15.2 If an Event Outside Our Control takes place that affects the performance of our obligations under the Contract:
15.2.1 we will contact you as soon as reasonably possible to notify you; and
15.2.2 our obligations under the Contract will be suspended and the time for performance of our obligations will be extended for the duration of the Event Outside Our Control. We will arrange a new date for performance of the Services with you after the Event Outside Our Control is over.
15.3 You may cancel the Contract affected by an Event Outside Our Control which has continued for more than 30 days. To cancel please contact us. If you opt to cancel, we will refund the price you have paid, less the Fees reasonably and actually incurred us by in performing the Services up to the date of the occurrence of the Event Outside Our Control.
16 Non-solicitation
You must not attempt to procure services that are competitive with the Services from any of our directors, employees, or consultants, whether as an employee or on a freelance basis, during the period that we are providing the Services to you and for a period of 12 months following termination of the Contract.
17 Communications between us
17.1 When we refer to “in writing” in these Terms, this includes email.
17.2 Any notice or other communication given by one of us to the other under or in connection with the Contract must be in writing and be delivered personally, sent by pre-paid first-class post or other next working day delivery service, or email.
17.3 A notice or other communication is deemed to have been received:
17.3.1 if delivered personally, on signature of a delivery receipt or at the time the notice is left at the proper address;
17.3.2 if sent by pre-paid first-class post or other next working day delivery service, at 9.00 am on the second working day after posting; or
17.3.3 if sent by email, at 9.00 am the next working day after transmission.
17.4 In proving the service of any notice, it will be sufficient to prove, in the case of a letter, that such letter was properly addressed, stamped, and placed in the post and, in the case of an email, that such email was sent to the specified email address of the addressee.
17.5 The provisions of this clause will not apply to the service of any proceedings or other documents in any legal action.
18 General
18.1 Assignment and transfer
18.1.1 We may assign or transfer our rights and obligations under the Contract to another entity.
18.1.2 You may only assign or transfer your rights or your obligations under the Contract to another person if we agree in writing.
18.2 Variation.

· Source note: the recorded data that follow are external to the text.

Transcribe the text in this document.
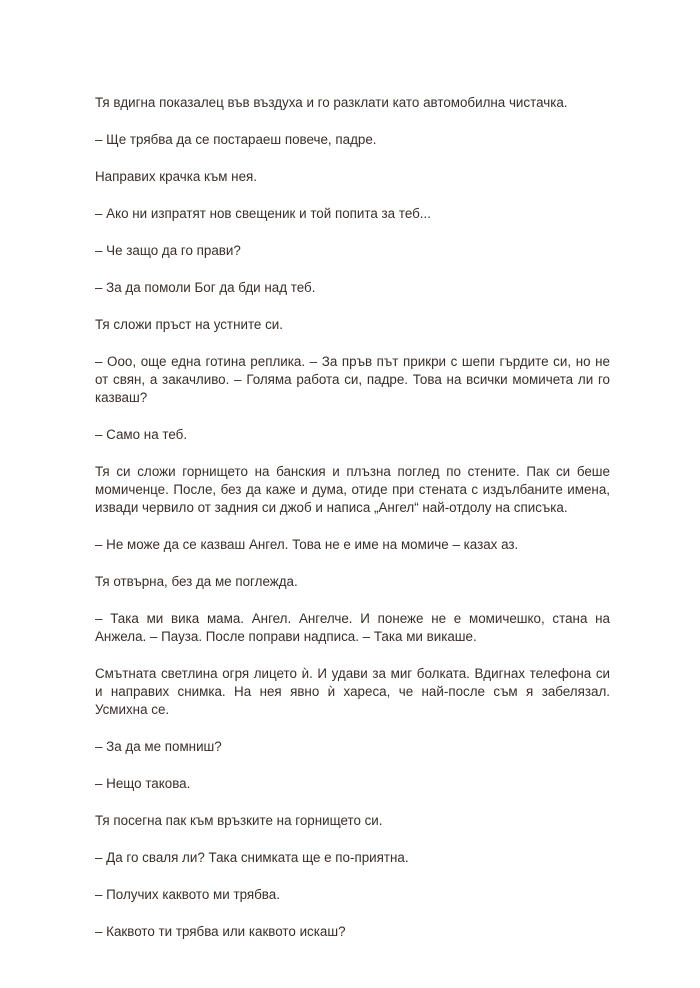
Тя вдигна показалец във въздуха и го разклати като автомобилна чистачка.

– Ще трябва да се постараеш повече, падре.

Направих крачка към нея.

– Ако ни изпратят нов свещеник и той попита за теб...

– Че защо да го прави?

– За да помоли Бог да бди над теб.

Тя сложи пръст на устните си.

– Ооо, още една готина реплика. – За пръв път прикри с шепи гърдите си, но не от свян, а закачливо. – Голяма работа си, падре. Това на всички момичета ли го казваш?

– Само на теб.

Тя си сложи горнището на банския и плъзна поглед по стените. Пак си беше момиченце. После, без да каже и дума, отиде при стената с издълбаните имена, извади червило от задния си джоб и написа „Ангел“ най-отдолу на списъка.

– Не може да се казваш Ангел. Това не е име на момиче – казах аз.

Тя отвърна, без да ме поглежда.

– Така ми вика мама. Ангел. Ангелче. И понеже не е момичешко, стана на Анжела. – Пауза. После поправи надписа. – Така ми викаше.

Смътната светлина огря лицето ѝ. И удави за миг болката. Вдигнах телефона си и направих снимка. На нея явно ѝ хареса, че най-после съм я забелязал. Усмихна се.

– За да ме помниш?

– Нещо такова.

Тя посегна пак към връзките на горнището си.

– Да го сваля ли? Така снимката ще е по-приятна.

– Получих каквото ми трябва.

– Каквото ти трябва или каквото искаш?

Any variation of the Contract only has effect if it is in writing and signed by you and us (or our respective authorised representatives).
18.3 Waiver. If we do not insist that you perform any of your obligations under the Contract, or if we do not enforce our rights against you, or if we delay in doing so, that will not mean that we have waived our rights against you or that you do not have to comply with those obligations. If we do waive any rights, we will only do so in writing, and that will not mean that we will automatically waive any right related to any later default by you.
18.4 Severance. Each paragraph of these Terms operates separately. If any court or relevant authority decides that any of them is unlawful or unenforceable, the remaining paragraphs will remain in full force and effect.
18.5 Third party rights. The Contract is between you and us. No other person has any rights to enforce any of its terms.
18.6 Governing law and jurisdiction. The Contract is governed by English law and we each irrevocably agree to submit all disputes arising out of or in connection with the Contract to the exclusive jurisdiction of the English courts.